Here is the cord clip that was supposed to keep the power cord safe.









My power cord is now mechanically secured (no double-sided tape) well clear of the saw blade, and checked for all heights and angles of the blade.

Just a thought for owners of a similar model . . . 
When was the last time any of us even thought to give the interior of our tablesaw a safety inspection?

Have a safe day in the shop.


----------



## stefang (Apr 9, 2009)

Good thing you found this John. I have to wonder at manufacturers who do things like this. It is such an obviously bad idea.


----------



## bushmaster (Feb 25, 2012)

Fathers know best…. Great tip about spinning the blade.


----------



## lew (Feb 13, 2008)

Thanks for the heads-up on this one, John!

Glad you listened to your Dad!!


----------



## P89DC (Oct 1, 2017)

As ugly as that is, if there's good electrical ground the breaker will pop.

1.) That's why it's so important to have proper electrical ground. Without it there's a chance for electric shock/electrocution when single point failures such as this occur.

2.) GFI outlets offer even more safety for this type of fault.


----------



## Druid (Sep 30, 2010)

P89DC - I fully agree with your comments, although there is the slim possibility that the blade could cut the ground conductor first. The grounding point on this saw is right at the motor housing, *not* at the first point of attachment to the frame. So, if the ground conductor is severed first, there is the remote possibility of the unit becoming live without the breaker being tripped. I was trained to establish a solid ground right at the first entry point of the power into a piece of equipment, rather than routing the cabling past moving parts and then grounding.
To me, the method of wiring this saw appears to have been a "cost saving" decision, but my main point in posting this was to suggest that safety inspections are well worth doing.

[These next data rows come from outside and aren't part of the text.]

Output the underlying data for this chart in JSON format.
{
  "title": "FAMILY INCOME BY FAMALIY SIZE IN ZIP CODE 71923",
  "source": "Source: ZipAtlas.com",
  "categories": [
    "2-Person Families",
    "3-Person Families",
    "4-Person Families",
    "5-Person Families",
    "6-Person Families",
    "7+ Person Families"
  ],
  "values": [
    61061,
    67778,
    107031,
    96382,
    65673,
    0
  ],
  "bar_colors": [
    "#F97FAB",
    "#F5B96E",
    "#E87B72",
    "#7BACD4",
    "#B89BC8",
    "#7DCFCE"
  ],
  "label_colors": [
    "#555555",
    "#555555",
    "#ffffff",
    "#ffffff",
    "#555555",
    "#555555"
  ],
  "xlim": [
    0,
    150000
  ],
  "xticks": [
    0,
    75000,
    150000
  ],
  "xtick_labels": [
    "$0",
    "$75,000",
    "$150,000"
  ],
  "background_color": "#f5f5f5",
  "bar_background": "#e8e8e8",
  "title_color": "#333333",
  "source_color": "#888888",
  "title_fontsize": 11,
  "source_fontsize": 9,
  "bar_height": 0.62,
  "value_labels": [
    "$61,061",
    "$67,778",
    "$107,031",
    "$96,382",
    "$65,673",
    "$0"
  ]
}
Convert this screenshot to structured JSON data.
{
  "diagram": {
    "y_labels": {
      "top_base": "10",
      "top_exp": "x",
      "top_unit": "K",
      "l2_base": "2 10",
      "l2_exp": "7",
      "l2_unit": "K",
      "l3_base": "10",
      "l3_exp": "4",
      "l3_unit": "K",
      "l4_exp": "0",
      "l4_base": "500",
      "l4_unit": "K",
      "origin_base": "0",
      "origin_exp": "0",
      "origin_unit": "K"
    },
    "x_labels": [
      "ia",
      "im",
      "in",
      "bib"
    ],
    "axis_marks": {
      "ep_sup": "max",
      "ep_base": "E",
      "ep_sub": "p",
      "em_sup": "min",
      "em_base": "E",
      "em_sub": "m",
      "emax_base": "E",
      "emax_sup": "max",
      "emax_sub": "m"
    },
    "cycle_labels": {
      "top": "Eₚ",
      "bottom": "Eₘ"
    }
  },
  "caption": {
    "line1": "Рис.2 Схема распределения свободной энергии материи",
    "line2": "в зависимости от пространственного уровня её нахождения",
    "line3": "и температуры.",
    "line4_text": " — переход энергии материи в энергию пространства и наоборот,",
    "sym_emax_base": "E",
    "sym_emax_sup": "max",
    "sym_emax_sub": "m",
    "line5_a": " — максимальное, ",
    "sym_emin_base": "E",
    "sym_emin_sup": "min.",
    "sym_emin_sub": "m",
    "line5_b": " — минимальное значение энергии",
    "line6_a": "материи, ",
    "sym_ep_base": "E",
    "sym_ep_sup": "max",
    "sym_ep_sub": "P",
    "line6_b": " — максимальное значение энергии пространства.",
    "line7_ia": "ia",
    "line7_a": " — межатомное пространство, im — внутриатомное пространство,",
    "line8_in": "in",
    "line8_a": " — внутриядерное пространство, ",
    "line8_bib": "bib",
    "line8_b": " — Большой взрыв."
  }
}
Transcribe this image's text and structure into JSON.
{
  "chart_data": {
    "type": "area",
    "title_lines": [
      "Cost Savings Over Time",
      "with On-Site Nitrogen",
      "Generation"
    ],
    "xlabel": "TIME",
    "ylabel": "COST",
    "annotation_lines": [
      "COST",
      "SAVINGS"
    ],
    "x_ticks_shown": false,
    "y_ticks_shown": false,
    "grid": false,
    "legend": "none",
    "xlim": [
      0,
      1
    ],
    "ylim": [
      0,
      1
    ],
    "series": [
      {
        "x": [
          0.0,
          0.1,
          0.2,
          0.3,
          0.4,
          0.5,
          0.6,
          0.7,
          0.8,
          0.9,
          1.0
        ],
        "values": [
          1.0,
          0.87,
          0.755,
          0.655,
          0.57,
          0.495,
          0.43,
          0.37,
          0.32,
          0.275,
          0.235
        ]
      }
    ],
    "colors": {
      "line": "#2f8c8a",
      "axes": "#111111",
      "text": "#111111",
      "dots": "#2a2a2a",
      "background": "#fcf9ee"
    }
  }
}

Thanks to all for the comments.


----------



## Grumpy (Nov 9, 2007)

Lucky you found the problem Druid. 
Just goes to show how important an ELCB or circuit breaker can be to shut off the power in an instant.


----------



## PCDub (Sep 24, 2017)

I'll check my 113.x Craftsman tomorrow…


----------



## Jim Jakosh (Nov 24, 2009)

Who would have guessed the cord was there. Good practice to follow, John!

It could have been and exciting or shocking experience!!

Cheers, Jim


----------



## Dark_Lightning (Nov 20, 2009)

Wow. Glad you caught that!


----------



## PCDub (Sep 24, 2017)

> I ll check my 113.x Craftsman tomorrow…
> 
> - PCDub


Cord on mine is hanging out the back around to the switch. Asked the previous owner, and apparently the motor was rebuilt, and they were wise enough to not run the cord back up inside!


----------



## Druid (Sep 30, 2010)

PCDub - Interesting followup on your saw. Sounds like whoever did the rebuild on yours had the same thoughts as I did on the original cable routing.
Good to know that yours is now wired safely.


----------